The results of this call is “similarity:95” interpreted as “the compared URLs are 95% similar from a semantic perspective”.
An even better understanding of the semantic similarity algorithm can be achieved by comparing two pieces of raw text:
“Dinosaurs were the monarchs of Earth for 160 million years until a space rock collided with the planet 65.5 million years ago and wiped out those confined to land.”
“Dinosaurs disappeared from the Earth million of years ago, after and unknown cataclysm that occurred 65.5 million years ago. Their demise is most likely to have been caused by a meteorite, a meteor or a comet.”
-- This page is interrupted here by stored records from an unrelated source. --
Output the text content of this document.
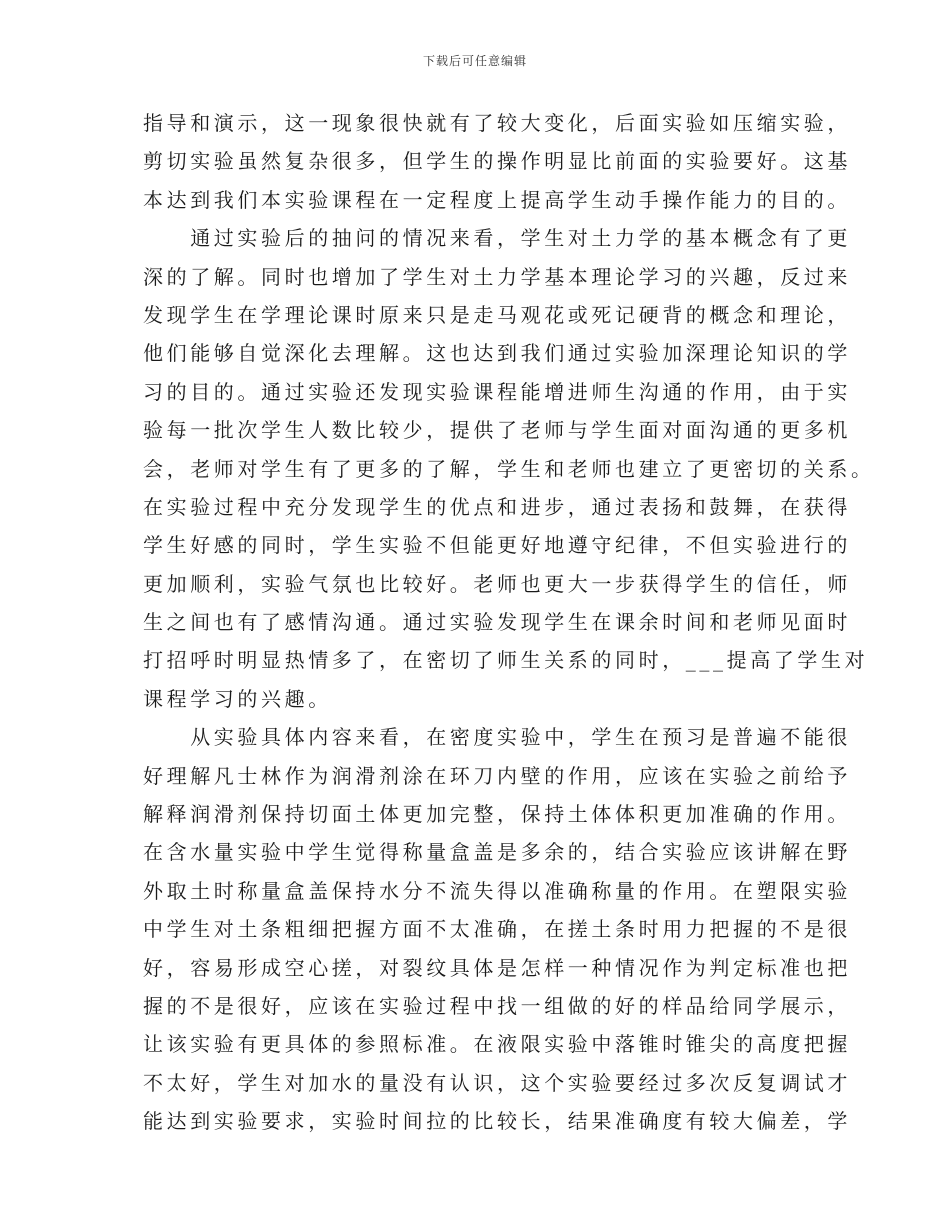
下载后可任意编辑
指导和演示，这一现象很快就有了较大变化，后面实验如压缩实验，
剪切实验虽然复杂很多，但学生的操作明显比前面的实验要好。这基
本达到我们本实验课程在一定程度上提高学生动手操作能力的目的。
　　通过实验后的抽问的情况来看，学生对土力学的基本概念有了更
深的了解。同时也增加了学生对土力学基本理论学习的兴趣，反过来
发现学生在学理论课时原来只是走马观花或死记硬背的概念和理论，
他们能够自觉深化去理解。这也达到我们通过实验加深理论知识的学
习的目的。通过实验还发现实验课程能增进师生沟通的作用，由于实
验每一批次学生人数比较少，提供了老师与学生面对面沟通的更多机
会，老师对学生有了更多的了解，学生和老师也建立了更密切的关系。
在实验过程中充分发现学生的优点和进步，通过表扬和鼓舞，在获得
学生好感的同时，学生实验不但能更好地遵守纪律，不但实验进行的
更加顺利，实验气氛也比较好。老师也更大一步获得学生的信任，师
生之间也有了感情沟通。通过实验发现学生在课余时间和老师见面时
打招呼时明显热情多了，在密切了师生关系的同时，___提高了学生对
课程学习的兴趣。
　　从实验具体内容来看，在密度实验中，学生在预习是普遍不能很
好理解凡士林作为润滑剂涂在环刀内壁的作用，应该在实验之前给予
解释润滑剂保持切面土体更加完整，保持土体体积更加准确的作用。
在含水量实验中学生觉得称量盒盖是多余的，结合实验应该讲解在野
外取土时称量盒盖保持水分不流失得以准确称量的作用。在塑限实验
中学生对土条粗细把握方面不太准确，在搓土条时用力把握的不是很
好，容易形成空心搓，对裂纹具体是怎样一种情况作为判定标准也把
握的不是很好，应该在实验过程中找一组做的好的样品给同学展示，
让该实验有更具体的参照标准。在液限实验中落锥时锥尖的高度把握
不太好，学生对加水的量没有认识，这个实验要经过多次反复调试才
能达到实验要求，实验时间拉的比较长，结果准确度有较大偏差，学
The API call for comparing the two strings is:
curl -X POST -H "X-TRUS-API-Key: ${API_KEY}" \ -H "Content-Type: application/json" \ -H "Accept: application/json" \ -H "Cache-Control: no-cache" \ -d '{"content1": "Dinosaurs were the monarchs of Earth for 160 million years until a space rock collided with the planet 65.5 million years ago and wiped out those confined to land.", "content2": "Dinosaurs disappeared from the Earth million of years ago, after and unknown cataclysm that occurred 65.5 million years ago. Their demise is most likely to have been caused by a meteorite, a meteor or a comet." }' \ "${API_SERVICE_URL}/rest/v2/similar"
The results is a semantic similarity of 72%. Although the compared paragraphs are very different from a syntactic perspective (less than 40%), their semantic similarity is obvious and the difference in meaning comes mostly from the 2nd paragraph not mentioning when (“160 million years”) the dinosaurs went extinct.